Perempuan itu yang kini memeriksa isi ponselnya seraya mengeringkan rambut dengan handuknya, melongo heran menatapnya dengan mulut menganga.

"Aku bilang ganti wangi parfum yang kau pakai sekarang," ia melirik dingin pada sosok perempuan berkimono handuk itu. Nyaris tak ada secercah harapan akan sinar kehidupan di matanya. Dingin Sangat dingin.

"Apa maksudmu?" ia mengabaikan ocehan tak jelas Ryuhei dan tersenyum menarik membaca isi pesan grup LIME kantornya.

[Perempuan itu kabarnya akan dijodohkan untuk menghapus gosip lesbiannya.]

[Yang benar? Memang lelaki mana yang tahan dengan perempuan sedingin es kutub itu? Hahaha!]

[Palingan mereka akan nikah kontrak, lalu cerai dengan alasan di buat-buat.]

[Kau benar. Menyedihkan! Hahaha!]

"Ryu, apa pemilik perusahaanmu itu benar-benar seorang lesbian? Si Shimazaki itu?" ia mendengus geli.

"Ganti parfummu, Kiriko!" nada suaranya berubah tak sabaran, sedikit membentak.

Perempuan bernama Kiriko itu berbalik padanya dengan bahu merosot, tangan kanannya menggantung di udara memegang ponsel pintarnya.

"Ini bukan wangi parfum! Ini bau dari shampo dan sabun yang kupakai!" balasnya kesal, keningnya bertaut.

"Kalau begitu kau mandi kembali sampai bau wangi itu hilang!"

"Apa? Kau ini serius atau main-main, sih?" Kiriko berkacak pinggang, marah.

Ryuhei bangkit dari tempat tidurnya, seluruh bagian tubuhnya terekspos tanpa ditutupi apapun.
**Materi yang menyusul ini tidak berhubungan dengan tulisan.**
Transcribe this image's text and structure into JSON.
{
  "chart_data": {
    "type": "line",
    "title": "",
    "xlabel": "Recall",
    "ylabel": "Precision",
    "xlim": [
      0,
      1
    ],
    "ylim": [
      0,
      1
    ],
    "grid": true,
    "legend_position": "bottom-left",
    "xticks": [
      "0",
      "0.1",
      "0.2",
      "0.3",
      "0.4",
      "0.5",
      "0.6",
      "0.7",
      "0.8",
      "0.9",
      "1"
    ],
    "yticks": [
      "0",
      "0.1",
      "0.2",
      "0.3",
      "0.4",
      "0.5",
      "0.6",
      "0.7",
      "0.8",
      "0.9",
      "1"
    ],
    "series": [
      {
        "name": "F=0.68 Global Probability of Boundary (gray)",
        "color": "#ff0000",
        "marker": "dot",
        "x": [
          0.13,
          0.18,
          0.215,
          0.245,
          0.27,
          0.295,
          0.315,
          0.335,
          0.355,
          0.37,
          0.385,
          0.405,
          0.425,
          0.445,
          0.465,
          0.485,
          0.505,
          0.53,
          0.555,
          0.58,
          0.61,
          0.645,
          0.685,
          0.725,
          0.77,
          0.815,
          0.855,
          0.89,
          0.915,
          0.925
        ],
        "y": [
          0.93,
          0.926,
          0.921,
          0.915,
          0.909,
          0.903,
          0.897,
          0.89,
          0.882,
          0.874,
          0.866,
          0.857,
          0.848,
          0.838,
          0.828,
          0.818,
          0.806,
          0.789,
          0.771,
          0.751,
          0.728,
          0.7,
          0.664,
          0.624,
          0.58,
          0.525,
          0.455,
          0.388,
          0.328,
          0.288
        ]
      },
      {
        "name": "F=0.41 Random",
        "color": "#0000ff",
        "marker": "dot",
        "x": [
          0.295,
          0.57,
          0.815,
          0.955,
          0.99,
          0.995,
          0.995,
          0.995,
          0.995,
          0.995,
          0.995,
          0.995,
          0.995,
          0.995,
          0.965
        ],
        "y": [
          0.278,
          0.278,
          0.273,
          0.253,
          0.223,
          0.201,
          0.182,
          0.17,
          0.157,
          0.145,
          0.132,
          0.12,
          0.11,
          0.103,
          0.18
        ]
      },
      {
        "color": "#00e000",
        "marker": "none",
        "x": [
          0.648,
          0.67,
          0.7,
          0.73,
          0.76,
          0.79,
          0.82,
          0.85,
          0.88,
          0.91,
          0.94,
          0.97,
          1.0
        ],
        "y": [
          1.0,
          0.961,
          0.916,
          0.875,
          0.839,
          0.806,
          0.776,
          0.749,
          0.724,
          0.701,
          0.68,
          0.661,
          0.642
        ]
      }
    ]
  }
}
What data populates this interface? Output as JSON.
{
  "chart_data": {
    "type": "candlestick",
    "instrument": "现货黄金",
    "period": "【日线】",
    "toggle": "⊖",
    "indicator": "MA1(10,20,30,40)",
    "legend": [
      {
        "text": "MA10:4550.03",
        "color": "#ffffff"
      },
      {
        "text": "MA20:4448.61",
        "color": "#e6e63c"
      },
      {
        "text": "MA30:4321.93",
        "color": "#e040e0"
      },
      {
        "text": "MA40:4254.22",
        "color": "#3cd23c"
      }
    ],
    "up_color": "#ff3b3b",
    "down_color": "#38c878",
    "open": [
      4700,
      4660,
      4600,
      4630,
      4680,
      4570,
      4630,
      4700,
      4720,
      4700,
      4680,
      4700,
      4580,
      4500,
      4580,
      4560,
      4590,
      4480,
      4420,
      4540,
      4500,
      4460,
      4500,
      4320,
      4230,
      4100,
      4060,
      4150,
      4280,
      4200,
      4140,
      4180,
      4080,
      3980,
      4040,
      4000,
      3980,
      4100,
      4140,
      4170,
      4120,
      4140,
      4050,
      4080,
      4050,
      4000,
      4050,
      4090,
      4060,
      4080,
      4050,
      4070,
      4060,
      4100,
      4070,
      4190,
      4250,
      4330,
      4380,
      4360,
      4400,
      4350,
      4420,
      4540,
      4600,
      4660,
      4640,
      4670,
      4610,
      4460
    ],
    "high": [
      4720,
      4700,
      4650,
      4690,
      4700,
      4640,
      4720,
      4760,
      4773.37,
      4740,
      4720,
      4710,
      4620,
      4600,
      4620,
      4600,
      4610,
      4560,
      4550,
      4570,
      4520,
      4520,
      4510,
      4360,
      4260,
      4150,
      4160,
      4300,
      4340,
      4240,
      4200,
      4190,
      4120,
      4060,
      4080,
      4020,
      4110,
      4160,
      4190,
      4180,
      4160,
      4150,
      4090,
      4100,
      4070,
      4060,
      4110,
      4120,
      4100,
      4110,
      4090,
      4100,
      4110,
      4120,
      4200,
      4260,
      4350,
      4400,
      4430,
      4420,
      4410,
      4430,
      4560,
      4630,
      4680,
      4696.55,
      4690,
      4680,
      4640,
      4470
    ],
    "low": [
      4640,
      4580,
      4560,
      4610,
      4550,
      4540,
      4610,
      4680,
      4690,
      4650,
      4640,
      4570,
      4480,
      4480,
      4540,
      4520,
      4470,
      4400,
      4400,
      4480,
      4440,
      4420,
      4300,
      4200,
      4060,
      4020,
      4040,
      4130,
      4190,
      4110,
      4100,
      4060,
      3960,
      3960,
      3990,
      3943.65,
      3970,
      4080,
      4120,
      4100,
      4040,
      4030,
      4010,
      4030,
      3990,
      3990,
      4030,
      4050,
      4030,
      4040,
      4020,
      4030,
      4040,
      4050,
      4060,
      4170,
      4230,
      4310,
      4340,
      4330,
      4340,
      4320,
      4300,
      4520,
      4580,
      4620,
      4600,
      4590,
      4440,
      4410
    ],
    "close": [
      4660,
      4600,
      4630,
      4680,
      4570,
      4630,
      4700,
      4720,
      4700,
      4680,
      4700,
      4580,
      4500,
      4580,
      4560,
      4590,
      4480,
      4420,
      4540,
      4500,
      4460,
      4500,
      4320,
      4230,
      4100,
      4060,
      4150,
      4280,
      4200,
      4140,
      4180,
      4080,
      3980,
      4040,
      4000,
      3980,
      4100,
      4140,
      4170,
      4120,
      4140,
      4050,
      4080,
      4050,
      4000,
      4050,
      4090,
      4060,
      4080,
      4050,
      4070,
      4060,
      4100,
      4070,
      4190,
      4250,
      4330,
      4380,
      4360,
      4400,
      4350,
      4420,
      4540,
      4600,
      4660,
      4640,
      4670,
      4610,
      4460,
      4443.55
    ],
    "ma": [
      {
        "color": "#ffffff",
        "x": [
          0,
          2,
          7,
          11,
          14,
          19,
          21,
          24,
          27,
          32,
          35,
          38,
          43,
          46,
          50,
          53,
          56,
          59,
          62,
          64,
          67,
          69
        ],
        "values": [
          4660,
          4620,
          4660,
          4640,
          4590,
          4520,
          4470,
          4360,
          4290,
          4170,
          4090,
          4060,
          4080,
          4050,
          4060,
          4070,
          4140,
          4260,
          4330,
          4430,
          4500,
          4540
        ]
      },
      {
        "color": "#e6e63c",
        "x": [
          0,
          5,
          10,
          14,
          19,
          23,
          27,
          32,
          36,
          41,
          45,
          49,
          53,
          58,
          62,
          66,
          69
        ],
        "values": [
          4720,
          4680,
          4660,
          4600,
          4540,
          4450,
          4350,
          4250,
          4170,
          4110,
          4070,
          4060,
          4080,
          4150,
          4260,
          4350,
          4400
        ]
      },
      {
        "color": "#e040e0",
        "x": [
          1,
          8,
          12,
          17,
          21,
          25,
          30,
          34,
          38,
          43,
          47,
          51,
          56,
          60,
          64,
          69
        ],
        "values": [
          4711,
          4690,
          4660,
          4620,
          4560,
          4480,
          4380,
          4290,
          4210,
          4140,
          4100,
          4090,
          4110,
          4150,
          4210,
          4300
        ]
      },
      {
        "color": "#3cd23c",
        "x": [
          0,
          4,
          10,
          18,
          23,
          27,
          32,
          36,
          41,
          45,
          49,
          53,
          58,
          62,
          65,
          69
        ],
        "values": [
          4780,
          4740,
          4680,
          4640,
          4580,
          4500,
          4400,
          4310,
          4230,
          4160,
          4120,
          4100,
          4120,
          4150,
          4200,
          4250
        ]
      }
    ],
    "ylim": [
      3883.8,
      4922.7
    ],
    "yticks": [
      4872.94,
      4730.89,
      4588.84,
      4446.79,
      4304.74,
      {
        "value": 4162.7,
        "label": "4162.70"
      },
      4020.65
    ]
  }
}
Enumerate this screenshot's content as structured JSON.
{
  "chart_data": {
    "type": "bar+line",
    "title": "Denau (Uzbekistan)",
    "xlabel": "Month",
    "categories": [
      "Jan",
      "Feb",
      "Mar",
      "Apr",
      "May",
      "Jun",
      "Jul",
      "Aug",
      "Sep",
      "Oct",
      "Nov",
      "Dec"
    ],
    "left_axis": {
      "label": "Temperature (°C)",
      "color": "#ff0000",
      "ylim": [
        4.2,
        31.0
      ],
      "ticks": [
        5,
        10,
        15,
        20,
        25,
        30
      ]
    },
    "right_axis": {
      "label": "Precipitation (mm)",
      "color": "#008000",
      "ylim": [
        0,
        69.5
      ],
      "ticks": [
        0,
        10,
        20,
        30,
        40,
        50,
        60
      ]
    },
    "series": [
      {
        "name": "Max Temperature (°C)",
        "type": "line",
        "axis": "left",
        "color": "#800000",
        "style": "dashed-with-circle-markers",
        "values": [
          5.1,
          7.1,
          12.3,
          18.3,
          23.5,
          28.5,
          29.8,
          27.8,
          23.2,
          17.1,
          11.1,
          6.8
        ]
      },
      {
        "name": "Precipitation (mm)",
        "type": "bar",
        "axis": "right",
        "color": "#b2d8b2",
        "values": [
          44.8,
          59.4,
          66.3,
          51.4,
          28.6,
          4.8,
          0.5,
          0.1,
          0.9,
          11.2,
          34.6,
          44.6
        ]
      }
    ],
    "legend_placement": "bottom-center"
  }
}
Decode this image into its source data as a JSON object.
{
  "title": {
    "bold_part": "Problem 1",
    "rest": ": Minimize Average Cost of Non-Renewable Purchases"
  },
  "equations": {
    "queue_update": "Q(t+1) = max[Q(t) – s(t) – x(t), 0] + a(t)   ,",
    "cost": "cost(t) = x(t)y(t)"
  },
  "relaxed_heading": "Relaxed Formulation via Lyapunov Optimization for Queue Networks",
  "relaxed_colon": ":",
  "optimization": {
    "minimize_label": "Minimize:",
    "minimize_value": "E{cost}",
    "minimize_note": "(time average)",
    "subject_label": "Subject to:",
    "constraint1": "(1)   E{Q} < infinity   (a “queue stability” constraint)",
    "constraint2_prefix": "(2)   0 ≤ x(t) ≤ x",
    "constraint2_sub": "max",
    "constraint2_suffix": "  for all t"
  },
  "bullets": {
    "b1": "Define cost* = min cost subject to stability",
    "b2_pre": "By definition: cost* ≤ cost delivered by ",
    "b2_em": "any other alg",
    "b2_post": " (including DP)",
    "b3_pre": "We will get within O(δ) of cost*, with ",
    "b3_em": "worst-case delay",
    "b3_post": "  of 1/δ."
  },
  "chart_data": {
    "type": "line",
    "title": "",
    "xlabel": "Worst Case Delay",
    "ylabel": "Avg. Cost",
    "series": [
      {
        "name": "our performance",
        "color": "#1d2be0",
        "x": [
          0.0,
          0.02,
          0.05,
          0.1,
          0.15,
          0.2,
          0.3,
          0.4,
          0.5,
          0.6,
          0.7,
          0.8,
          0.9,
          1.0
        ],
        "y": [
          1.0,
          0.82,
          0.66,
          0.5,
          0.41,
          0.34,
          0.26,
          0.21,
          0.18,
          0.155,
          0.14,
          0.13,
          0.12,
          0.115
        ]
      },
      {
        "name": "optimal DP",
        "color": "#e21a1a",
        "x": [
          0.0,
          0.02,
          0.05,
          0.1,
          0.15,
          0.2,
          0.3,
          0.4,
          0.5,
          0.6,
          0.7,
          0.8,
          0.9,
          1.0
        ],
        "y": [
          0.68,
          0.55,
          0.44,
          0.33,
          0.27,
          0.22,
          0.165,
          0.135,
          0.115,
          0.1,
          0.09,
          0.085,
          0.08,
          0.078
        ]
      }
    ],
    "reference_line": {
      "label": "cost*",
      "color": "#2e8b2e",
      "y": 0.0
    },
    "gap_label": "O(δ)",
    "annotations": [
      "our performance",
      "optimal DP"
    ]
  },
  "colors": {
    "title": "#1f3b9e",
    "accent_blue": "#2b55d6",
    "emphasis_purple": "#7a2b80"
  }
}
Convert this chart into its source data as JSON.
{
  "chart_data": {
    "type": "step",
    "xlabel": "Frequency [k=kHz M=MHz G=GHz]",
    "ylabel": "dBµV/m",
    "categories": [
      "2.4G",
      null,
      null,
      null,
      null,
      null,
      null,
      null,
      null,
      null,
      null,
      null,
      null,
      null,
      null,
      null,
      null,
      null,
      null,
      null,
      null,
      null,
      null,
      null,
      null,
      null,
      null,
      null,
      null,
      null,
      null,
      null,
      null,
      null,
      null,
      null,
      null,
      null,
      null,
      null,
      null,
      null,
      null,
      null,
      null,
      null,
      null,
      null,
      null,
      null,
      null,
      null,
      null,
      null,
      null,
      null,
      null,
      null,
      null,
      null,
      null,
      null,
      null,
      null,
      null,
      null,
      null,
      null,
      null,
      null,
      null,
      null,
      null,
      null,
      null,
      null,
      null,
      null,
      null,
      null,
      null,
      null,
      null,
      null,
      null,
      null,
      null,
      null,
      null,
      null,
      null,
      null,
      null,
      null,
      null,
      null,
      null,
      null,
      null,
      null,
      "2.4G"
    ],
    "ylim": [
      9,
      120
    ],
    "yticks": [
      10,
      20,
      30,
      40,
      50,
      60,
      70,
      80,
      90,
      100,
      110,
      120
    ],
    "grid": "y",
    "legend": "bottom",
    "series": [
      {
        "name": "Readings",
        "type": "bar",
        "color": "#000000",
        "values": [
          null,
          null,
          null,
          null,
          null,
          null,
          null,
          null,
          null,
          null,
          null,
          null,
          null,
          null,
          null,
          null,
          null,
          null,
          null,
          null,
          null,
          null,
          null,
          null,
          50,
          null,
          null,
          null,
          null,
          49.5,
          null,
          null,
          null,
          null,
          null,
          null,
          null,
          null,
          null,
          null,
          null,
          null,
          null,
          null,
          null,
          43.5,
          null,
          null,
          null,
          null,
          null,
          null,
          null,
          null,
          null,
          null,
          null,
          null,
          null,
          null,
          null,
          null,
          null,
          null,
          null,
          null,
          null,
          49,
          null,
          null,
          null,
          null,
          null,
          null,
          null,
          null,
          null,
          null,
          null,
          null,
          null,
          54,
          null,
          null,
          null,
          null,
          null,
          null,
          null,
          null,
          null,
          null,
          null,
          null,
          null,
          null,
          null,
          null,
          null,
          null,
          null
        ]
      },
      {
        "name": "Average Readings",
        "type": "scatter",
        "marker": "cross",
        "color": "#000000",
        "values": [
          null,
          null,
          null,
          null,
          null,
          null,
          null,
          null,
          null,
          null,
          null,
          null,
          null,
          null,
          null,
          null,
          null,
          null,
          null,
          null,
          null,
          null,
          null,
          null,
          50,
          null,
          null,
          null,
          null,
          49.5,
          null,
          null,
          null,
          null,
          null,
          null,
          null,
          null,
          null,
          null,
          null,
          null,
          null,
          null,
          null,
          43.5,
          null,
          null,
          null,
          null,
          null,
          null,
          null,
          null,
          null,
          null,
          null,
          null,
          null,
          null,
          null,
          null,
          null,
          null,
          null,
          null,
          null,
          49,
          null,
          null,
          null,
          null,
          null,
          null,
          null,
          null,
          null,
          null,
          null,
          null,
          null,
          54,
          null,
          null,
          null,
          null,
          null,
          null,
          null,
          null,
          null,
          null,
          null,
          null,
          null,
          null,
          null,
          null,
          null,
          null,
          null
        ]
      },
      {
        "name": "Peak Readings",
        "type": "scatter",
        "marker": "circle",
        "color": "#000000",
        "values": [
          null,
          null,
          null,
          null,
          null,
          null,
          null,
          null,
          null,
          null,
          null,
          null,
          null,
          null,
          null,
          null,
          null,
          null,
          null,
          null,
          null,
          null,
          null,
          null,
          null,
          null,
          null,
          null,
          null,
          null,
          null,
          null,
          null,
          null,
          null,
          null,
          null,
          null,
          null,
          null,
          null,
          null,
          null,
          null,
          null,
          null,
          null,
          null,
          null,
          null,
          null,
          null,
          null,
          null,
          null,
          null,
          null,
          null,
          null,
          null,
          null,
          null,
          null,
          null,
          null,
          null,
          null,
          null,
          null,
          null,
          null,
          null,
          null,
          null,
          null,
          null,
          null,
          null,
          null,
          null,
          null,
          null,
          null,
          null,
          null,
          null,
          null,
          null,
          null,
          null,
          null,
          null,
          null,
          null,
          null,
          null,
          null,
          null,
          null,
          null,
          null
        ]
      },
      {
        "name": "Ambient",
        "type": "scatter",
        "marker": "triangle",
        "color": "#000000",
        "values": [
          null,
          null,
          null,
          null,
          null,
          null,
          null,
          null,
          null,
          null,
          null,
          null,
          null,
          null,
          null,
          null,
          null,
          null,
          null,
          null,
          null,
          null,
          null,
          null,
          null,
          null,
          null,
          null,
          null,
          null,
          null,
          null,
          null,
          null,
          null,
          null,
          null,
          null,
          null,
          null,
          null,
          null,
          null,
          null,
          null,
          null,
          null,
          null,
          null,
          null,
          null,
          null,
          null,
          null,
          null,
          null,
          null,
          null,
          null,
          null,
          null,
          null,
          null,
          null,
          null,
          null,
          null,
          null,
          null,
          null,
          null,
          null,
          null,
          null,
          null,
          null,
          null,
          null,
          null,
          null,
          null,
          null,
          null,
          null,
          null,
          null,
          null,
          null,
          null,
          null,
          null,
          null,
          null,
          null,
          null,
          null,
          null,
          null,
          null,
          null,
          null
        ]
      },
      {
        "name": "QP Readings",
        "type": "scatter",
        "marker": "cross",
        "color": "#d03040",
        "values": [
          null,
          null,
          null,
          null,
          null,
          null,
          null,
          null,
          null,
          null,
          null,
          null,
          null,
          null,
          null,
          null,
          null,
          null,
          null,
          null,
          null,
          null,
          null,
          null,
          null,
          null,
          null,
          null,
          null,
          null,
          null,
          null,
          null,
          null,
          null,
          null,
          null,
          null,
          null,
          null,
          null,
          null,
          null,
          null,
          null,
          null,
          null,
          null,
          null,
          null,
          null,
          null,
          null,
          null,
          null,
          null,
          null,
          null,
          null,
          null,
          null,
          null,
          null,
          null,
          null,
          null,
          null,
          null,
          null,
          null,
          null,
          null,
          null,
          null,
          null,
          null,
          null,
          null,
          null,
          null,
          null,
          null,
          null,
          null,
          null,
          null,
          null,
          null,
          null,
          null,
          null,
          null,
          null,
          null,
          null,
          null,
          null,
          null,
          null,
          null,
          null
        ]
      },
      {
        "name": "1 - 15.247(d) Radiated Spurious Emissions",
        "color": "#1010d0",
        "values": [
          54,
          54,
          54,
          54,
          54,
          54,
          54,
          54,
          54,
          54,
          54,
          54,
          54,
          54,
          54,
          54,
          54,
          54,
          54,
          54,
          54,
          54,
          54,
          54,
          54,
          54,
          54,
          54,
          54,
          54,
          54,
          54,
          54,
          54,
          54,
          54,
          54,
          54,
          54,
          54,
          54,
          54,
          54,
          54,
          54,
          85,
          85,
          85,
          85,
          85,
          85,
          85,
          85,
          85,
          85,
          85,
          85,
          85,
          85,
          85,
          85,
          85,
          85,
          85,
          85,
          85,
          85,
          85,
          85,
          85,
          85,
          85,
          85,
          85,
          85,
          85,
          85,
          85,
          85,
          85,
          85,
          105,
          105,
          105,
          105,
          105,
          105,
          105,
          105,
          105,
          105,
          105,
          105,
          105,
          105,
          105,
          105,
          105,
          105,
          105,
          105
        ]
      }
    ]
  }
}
"Mandi kembali atau aku yang harus memandikanmu?"

Wajah Kiriko memerah memandang tubuh menggoda sang lelaki.

"Memang kenapa dengan wanginya? Ini sangat manis dan menenangkan!" ia membau tubuhnya sendiri. Tak ada yang aneh menurutnya.

Ryuhei berjalan mendekat padanya.

"Ryuhei! Pakai baju, dong! Nanti aku tak bisa menahan diri! Aku harus ke kantor sekarang! Ada rapat penting yang harus aku hadiri pukul 10 nanti!"

Ryuhei tersenyum dingin.

"Mandi atau aku mandikan?"

Glek!

Kiriko menelan ludah gugup. Stamina lelaki itu sangat hebat, ia bisa kelelahan jika harus meladeninya pagi-pagi. Bisa-bisa ia bakal batal ke kantornya dan mungkin malah berakhir dipecat.

Mata perempuan itu melirik pelan dan gelisah ke bagian bawah Ryuhei. Air liurnya nyaris menetes.

"Apa kau tak suka wangi ini?" Kiriko menggeleng pelan, meletakkan ponselnya kembali ke atas meja kecil.

Lelaki itu menahannya di dinding dengan merapatkan tubuhnya pada sang wanita.

"Kau mulai melawan padaku, ya?" bisiknya di telinga Kiriko.

"Ryu-Ryuhei, ini hanya wangi dari peralatan mandi. Kenapa kau jadi begini?"

"Aku tidak suka wangi ini menempel di tubuhmu," bisiknya dingin.

Deg!

Kiriko terkejut mendengarnya, perasaannya tidak enak,

"Kenapa berkata begitu? Kau tak suka?" wajahnya memucat.

Ryuhei memandang dingin kedua mata Kiriko.

"Ini wangi yang tak seharusnya melekat di tubuhmu. Hanya perempuan itu yang boleh memakainya."